M. Martin, le président de la compagnie ferroviaire de l’Entre-Deux-Mondes, écrivit à Bob le Mécano pour lui proposer de conduire le Burlington Zéphyr flambant neuf. « C’est une superbe locomotive, Bob le Mécano, une locomotive pleine d’entrain, et c’est vous qui devriez la conduire ! Vous êtes le meilleur de tous les mécaniciens de la compagnie. Et ma fille Susannah n’a jamais oublié le jour où vous lui avez laissé tirer le cordon du sifflet de ce vieux Charlie ! »

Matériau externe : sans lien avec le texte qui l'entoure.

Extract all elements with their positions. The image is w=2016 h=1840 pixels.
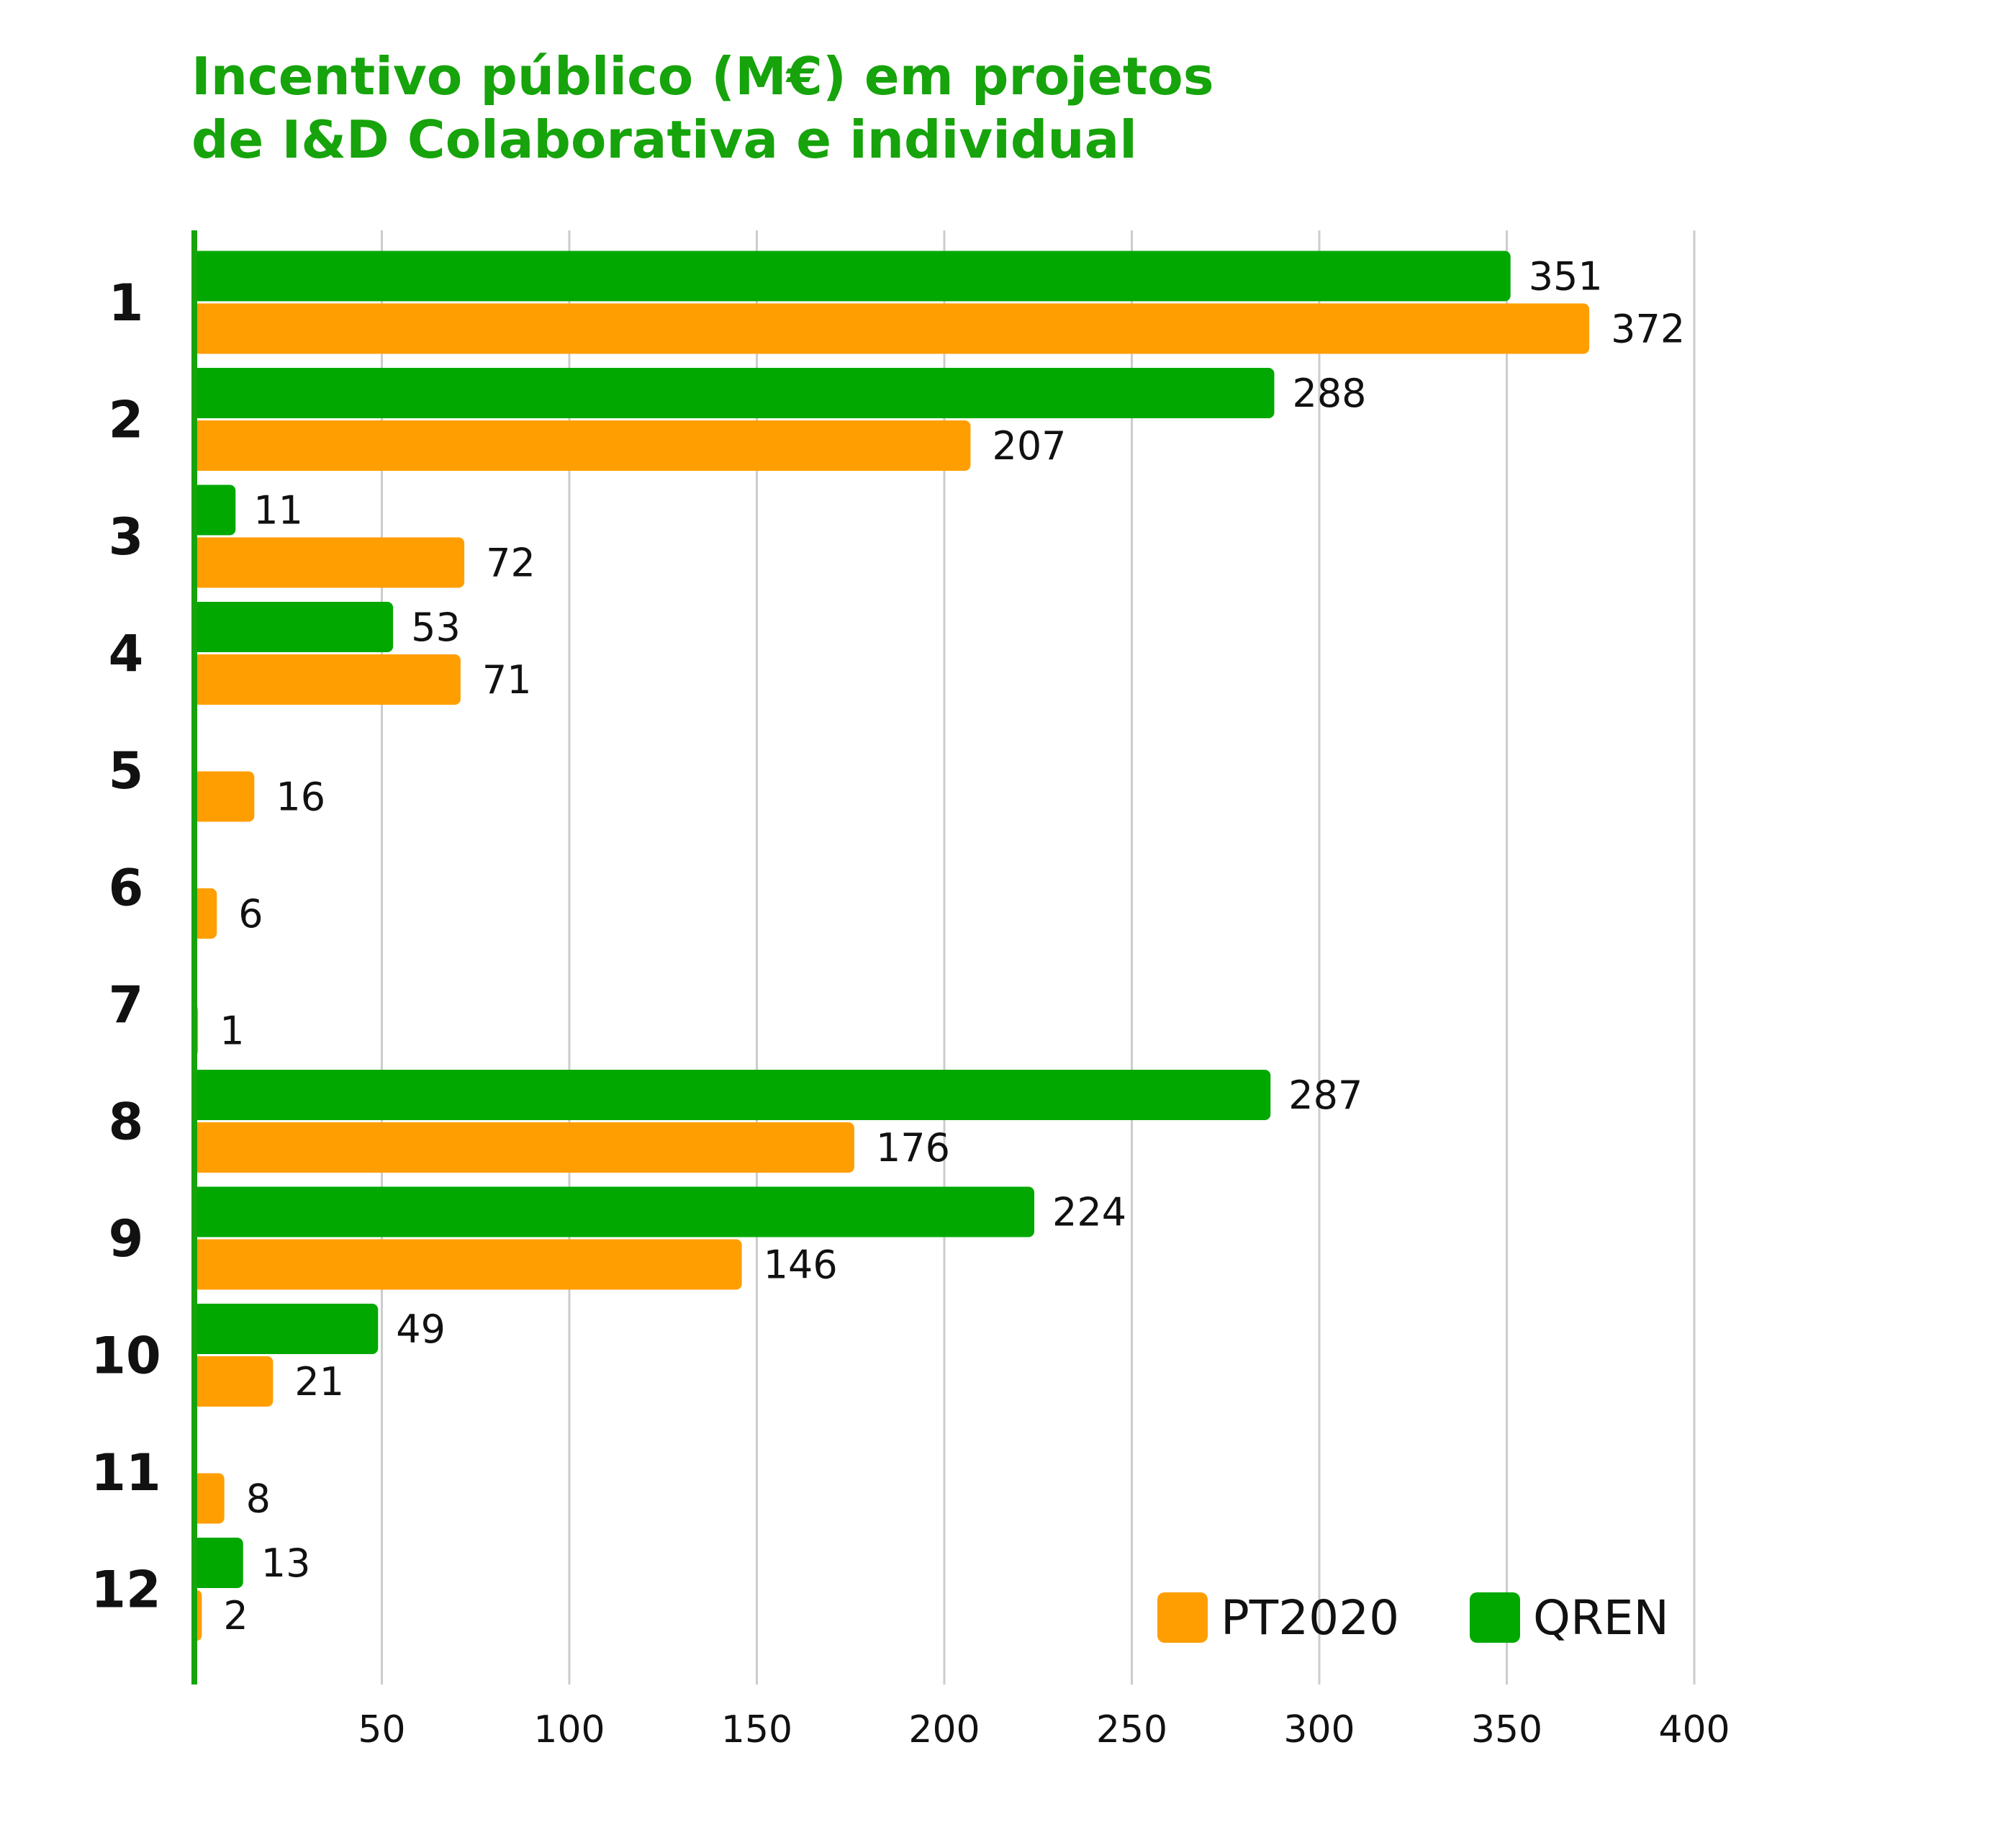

Mais Bob le Mécano déclara que s’il ne pouvait plus conduire Charlie, il ne conduirait plus aucun train. « Je ne comprendrais jamais une superbe locomotive Diesel flambant neuve, et elle ne me comprendrait jamais. »
On lui confia le soin d’entretenir les moteurs au dépôt de Saint Louis, et c’est ainsi que Bob le Mécano devint Bob le Dépanneur. Parfois, les autres mécaniciens qui conduisaient les superbes locomotives Diesel flambant neuves se moquaient de lui :
— Regardez ce vieil imbécile ! disaient-ils. Il ne peut pas comprendre que le monde a changé !
Quelquefois, la nuit, Bob le Mécano allait dans le coin le plus reculé du dépôt, où Charlie reposait sur les rails rouillés du tronçon qui était devenu sa maison. Les herbes poussaient dans ses roues ; son phare était tout sombre et tout rouillé. Bob le Mécano parlait encore à Charlie, mais Charlie lui répondait de moins en moins souvent. Parfois, il ne lui répondait pas du tout.
Une nuit, une horrible idée vint à l’esprit de Bob le Mécano.
— Charlie, es-tu en train de mourir ? demanda-t-il, et Charlie lui répondit de sa voix la plus petite et la plus bourrue :
Jake passa un long moment à contempler le dessin illustrant cette révélation prévisible. Ce n’était peut-être qu’une esquisse grossière, mais elle incitait néanmoins le lecteur à sortir son mouchoir. Charlie paraissait vieilli, fatigué, oublié de tous. Bob le Mécano ressemblait à quelqu’un qui vient de perdre son meilleur ami… ce qui était le cas, à en croire le récit. Jake imaginait sans peine tous les enfants d’Amérique en train d’éclater en sanglots en découvrant cette scène, et il lui vint soudain à l’esprit qu’il existait plein d’histoires pour enfants contenant des scènes de ce type, des scènes destinées à plonger le lecteur dans le désarroi le plus total. Hansel et Gretel abandonnés en pleine forêt, la maman de Bambi descendue par un chasseur, la mort d’Old Yeller, le chien fidèle. C’était si facile de faire de la peine aux enfants, si facile de les faire pleurer, et cette idée semblait éveiller un sadisme latent chez la plupart des écrivains… y compris, semblait-il, chez Beryl Evans.